Construction Owners Editorial Team

Highlights

  • New York City issued an executive order establishing heat safety requirements for municipal workers.
  • The directive requires city agencies to implement heat illness prevention plans and multilingual safety guidance.
  • The order includes a review of heat safety practices at construction sites.
  • Worker advocacy organizations and labor groups have pushed for broader statewide protections tied to extreme temperatures.
  • The action comes as construction and outdoor labor sectors face increasing heat-related safety concerns.

New York City is expanding workplace heat safety requirements as construction and labor organizations continue to raise concerns over extreme temperature exposure on job sites and industrial facilities. New York City issued a new executive order directing mayoral agencies to strengthen heat illness prevention measures for workers exposed to hazardous temperatures.

The policy initiative reflects growing focus on climate-related worker safety risks across construction, transportation, warehousing and other outdoor labor sectors.

Worker Heat Safety Requirements

The executive order requires city agencies to develop and implement heat illness prevention plans while also providing multilingual heat safety information for workers.

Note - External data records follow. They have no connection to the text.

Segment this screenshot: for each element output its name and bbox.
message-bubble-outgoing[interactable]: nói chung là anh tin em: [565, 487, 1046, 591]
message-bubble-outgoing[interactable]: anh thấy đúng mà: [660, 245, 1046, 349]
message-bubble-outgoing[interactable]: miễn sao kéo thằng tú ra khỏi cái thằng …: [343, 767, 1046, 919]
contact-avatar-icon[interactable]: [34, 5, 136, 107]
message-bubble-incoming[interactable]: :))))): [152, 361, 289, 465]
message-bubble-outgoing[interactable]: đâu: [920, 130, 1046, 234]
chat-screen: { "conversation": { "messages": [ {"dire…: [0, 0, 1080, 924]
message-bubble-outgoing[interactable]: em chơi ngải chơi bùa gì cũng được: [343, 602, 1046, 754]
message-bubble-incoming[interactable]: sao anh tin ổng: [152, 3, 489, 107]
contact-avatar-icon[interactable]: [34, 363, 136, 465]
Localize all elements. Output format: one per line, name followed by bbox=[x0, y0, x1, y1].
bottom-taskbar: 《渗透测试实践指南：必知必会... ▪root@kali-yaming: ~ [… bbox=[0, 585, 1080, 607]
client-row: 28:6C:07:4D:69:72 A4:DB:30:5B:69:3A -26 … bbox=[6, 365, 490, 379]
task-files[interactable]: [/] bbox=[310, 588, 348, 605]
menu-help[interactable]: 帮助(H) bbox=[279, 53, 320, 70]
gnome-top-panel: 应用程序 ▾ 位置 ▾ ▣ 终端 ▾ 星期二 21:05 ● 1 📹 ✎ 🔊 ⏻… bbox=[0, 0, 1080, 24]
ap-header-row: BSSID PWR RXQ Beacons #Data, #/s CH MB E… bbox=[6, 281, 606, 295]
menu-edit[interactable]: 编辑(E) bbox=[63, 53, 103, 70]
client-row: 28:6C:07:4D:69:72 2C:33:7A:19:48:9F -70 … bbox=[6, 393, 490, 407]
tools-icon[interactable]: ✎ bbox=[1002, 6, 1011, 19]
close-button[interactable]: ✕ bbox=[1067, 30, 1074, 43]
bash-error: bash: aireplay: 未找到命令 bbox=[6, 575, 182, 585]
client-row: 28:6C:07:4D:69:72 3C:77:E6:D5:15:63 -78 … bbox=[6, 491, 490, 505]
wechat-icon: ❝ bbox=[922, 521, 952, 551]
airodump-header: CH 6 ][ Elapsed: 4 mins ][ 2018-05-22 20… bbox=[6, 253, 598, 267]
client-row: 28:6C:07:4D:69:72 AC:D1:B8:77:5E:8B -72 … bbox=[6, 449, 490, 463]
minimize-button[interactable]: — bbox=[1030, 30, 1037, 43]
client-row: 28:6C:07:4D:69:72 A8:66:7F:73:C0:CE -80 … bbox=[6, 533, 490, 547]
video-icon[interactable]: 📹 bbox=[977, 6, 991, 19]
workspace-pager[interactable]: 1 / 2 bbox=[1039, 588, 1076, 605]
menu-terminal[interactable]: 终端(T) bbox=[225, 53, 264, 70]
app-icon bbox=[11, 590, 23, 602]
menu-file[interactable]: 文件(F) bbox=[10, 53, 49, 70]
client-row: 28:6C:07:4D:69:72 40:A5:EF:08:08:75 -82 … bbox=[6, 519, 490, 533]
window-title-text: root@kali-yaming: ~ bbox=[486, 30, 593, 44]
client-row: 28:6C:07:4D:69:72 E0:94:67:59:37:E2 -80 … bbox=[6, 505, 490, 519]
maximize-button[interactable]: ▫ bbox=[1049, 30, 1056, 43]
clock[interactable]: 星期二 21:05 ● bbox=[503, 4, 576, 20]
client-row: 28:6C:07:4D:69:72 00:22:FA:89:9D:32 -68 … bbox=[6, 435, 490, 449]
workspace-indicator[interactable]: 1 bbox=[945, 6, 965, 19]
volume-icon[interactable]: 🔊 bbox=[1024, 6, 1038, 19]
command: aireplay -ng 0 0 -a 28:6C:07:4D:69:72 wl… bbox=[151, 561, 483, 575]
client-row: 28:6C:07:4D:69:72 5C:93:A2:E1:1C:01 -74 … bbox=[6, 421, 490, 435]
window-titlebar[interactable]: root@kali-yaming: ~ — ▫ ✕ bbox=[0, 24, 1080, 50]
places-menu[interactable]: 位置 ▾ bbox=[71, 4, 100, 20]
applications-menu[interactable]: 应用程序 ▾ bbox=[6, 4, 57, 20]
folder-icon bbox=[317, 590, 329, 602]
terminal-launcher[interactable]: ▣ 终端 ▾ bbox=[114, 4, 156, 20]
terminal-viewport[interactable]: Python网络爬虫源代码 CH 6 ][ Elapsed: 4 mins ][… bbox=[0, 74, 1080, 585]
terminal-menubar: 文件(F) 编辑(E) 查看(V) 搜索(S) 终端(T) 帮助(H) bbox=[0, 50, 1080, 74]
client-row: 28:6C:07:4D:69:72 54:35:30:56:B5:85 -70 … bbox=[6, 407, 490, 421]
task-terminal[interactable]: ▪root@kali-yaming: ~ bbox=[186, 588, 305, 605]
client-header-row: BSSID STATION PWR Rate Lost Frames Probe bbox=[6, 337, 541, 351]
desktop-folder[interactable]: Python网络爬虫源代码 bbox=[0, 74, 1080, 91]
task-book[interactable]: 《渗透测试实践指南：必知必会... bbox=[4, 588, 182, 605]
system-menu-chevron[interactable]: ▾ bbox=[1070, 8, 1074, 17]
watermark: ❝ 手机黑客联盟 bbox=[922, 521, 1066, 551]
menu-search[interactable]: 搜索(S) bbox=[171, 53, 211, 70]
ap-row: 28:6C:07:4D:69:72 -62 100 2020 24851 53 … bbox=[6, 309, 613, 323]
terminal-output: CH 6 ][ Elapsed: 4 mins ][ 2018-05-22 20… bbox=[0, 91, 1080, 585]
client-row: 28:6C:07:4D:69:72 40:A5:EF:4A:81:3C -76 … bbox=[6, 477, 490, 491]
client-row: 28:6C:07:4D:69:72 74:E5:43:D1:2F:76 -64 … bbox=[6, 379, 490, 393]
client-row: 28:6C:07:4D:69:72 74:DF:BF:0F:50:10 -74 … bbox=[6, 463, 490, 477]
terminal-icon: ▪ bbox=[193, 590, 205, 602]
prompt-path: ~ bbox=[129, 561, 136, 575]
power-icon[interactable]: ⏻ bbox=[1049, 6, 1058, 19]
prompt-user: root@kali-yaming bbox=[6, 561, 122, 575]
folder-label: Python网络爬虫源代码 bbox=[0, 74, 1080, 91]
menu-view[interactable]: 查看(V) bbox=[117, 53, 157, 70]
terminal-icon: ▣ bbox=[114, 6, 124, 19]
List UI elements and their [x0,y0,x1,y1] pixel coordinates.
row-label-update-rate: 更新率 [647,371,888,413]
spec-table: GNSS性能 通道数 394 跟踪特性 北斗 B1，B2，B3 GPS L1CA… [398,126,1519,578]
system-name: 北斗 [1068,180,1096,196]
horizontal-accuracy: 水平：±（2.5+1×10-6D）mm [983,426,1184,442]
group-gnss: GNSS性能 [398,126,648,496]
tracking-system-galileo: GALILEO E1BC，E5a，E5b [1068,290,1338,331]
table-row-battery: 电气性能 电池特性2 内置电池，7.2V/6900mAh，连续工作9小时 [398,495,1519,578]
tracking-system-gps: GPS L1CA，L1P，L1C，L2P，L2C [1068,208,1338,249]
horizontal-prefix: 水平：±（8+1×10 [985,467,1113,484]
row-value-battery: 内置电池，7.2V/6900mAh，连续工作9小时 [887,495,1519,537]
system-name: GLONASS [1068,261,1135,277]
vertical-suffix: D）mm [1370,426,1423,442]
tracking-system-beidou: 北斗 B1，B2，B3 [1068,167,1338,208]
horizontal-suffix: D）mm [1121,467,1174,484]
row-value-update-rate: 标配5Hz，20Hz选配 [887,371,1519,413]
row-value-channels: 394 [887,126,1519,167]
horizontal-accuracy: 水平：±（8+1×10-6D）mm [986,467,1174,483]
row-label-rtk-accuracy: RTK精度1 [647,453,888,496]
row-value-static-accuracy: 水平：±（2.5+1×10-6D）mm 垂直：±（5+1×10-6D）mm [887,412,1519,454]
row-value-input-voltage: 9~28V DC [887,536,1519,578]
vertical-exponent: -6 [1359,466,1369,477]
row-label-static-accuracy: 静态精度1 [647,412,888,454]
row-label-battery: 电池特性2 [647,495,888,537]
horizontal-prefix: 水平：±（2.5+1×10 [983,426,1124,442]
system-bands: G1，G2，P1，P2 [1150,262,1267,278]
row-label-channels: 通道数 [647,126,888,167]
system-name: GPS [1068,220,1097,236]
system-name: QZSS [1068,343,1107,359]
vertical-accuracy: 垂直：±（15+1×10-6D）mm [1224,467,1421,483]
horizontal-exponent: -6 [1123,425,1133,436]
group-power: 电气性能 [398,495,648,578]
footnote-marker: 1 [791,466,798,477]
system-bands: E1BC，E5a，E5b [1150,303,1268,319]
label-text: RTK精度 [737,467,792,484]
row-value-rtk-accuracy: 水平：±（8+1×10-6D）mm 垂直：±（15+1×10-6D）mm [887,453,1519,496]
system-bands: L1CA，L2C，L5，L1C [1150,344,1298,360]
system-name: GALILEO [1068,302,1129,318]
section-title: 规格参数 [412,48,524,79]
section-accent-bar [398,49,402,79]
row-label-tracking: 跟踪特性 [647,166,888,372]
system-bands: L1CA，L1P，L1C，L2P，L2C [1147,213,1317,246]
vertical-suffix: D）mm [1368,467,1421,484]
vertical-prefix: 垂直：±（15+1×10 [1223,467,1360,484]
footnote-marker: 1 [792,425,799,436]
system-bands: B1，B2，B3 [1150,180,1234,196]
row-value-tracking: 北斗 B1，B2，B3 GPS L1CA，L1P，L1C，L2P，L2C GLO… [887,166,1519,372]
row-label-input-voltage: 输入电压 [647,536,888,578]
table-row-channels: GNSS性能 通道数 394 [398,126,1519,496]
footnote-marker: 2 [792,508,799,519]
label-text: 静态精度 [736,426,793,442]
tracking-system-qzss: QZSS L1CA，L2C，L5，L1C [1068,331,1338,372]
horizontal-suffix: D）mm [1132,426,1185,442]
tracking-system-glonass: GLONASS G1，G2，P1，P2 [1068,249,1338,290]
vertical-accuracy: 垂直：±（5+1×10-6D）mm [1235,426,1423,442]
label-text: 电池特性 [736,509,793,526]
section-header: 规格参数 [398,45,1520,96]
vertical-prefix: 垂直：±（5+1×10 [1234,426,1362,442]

The directive additionally calls for a review of existing construction site heat safety practices as part of broader efforts to strengthen protections for employees working outdoors during periods of extreme heat.

The action follows advocacy efforts led by the New York Committee for Occupational Safety and Health and the Temperature Extreme Mitigation Program Coalition, which includes labor unions, worker advocacy organizations and frontline workers.

Construction and Labor Safety Concerns

Worker safety advocates have increasingly focused on heat exposure risks affecting construction crews, airport workers, warehouse employees and delivery personnel as higher seasonal temperatures continue to affect working conditions.

The executive order represents a municipal-level response while labor groups continue to advocate for statewide legislation that would establish enforceable standards related to rest periods, hydration access and shaded recovery areas for indoor and outdoor workers.

Organizations supporting the effort include labor groups such as 32BJ SEIU and Retail, Wholesale and Department Store Union.

Why It Matters

For construction owners, contractors and project managers, the executive order signals increasing regulatory attention on heat exposure management and worker protection practices during summer construction operations.

The policy direction also highlights broader industry challenges tied to climate-related jobsite safety planning, particularly for projects involving outdoor labor, infrastructure construction and extended work shifts during periods of elevated temperatures.